Not having enough staff affected the most vulnerable hospital patients, the nurses revealed.

‘We have found ourselves having to look after some really complex poorly medical patients and feeling completely out of our depth and knowledge,’ one said. 

And the problems persist in care homes, too, with one reporting they had to look after 44 residents spread across two floors for a 12-and-a-half hour shift.   

The 2013 report on failings of care at Stafford Hospital, where hundreds of patients died, pointed to a significant shortage of nurses as being partly to blame.

Healthwatch England chairman, Sir Robert Francis, who examined the failings at Stafford, said: ‘Healthwatch evidence suggests the public’s patience with overstretched staffing and the impact this is having on care is starting to wear thin.

‘People have rightly come to expect compassion and empathy from health and social care staff, and they should not have to adjust this expectation because of pressures on the NHS.

‘To promote patient safety it is also important that the public understand the difference between a busy ward and one that may be unsafe.

‘This is an important message for those in charge of planning and scheduling of staff rotas to hear.

‘One of the key ways of maintaining patient safety is to ensure there is an adequate number of staff on shift to attend to peoples’ clinical needs.

‘Patients and the public also need to have access to real-time information about the number and type of staff required on any ward for it to be safe and the actual number on duty.

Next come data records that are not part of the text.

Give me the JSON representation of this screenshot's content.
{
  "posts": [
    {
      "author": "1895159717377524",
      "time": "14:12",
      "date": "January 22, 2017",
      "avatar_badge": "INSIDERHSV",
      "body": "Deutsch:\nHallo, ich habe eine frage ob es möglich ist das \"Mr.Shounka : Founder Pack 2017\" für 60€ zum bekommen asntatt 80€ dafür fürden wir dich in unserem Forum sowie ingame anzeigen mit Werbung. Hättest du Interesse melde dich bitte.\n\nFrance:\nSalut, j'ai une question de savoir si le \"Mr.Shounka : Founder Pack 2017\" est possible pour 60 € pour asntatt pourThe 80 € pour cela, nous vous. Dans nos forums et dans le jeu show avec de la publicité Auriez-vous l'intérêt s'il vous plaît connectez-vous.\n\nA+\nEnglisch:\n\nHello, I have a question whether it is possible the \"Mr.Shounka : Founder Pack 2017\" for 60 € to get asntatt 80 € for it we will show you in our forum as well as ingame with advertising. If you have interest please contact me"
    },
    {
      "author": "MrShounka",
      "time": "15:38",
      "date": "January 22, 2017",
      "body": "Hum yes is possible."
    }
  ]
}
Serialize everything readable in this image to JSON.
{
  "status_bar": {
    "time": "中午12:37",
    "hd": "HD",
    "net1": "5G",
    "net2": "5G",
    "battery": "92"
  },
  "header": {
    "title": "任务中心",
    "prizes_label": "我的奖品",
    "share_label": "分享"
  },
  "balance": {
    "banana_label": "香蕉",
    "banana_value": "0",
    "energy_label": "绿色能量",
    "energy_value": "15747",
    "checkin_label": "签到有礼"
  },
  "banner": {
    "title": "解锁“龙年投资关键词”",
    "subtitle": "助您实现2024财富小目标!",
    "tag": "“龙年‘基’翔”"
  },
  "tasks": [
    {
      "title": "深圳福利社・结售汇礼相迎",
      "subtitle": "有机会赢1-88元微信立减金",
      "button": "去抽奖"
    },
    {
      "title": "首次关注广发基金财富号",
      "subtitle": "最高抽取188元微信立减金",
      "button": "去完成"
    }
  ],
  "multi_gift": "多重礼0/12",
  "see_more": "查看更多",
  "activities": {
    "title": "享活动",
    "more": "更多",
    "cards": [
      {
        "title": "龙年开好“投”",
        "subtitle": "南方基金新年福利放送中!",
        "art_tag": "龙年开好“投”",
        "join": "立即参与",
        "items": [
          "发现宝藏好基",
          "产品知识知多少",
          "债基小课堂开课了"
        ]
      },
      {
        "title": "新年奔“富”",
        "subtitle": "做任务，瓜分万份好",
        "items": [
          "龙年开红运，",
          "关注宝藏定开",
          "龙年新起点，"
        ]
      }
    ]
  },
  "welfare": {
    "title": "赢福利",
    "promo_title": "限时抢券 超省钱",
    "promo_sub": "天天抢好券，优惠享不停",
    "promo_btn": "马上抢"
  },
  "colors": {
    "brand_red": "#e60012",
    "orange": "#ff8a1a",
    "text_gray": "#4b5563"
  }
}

‘Safe staffing is also about ensuring the right skill mix. Healthwatch wants to see health and social care organisations getting the right balance of professional skills and experience in the workplace.’

Dr Moira Fraser-Pearce, director of policy at Macmillan Cancer Support, said the study was another ‘bleak reminder’ that pressures on workforce were having a knock-on effect on patient care.

She added: ‘We have received promises that an NHS People Plan will be published before Christmas. 

‘Health and Social Care Secretary Matt Hancock must take responsibility for this and ensure that the health and social care system gets a long-term, fully-funded plan for its workforce so that cancer patients receive the safe, personalised care they so desperately need and deserve.’

The report comes after it was revealed in March that more than 200,000 nurses have quit the NHS since 2010.

The number quitting because they’re unhappy with their work-life balance has almost tripled in the same period.

There has been a 73 per cent rise in nurses leaving for health reasons, and 69 per cent more resigned because of a lack of opportunities in 2018 than in 2011, official figures show.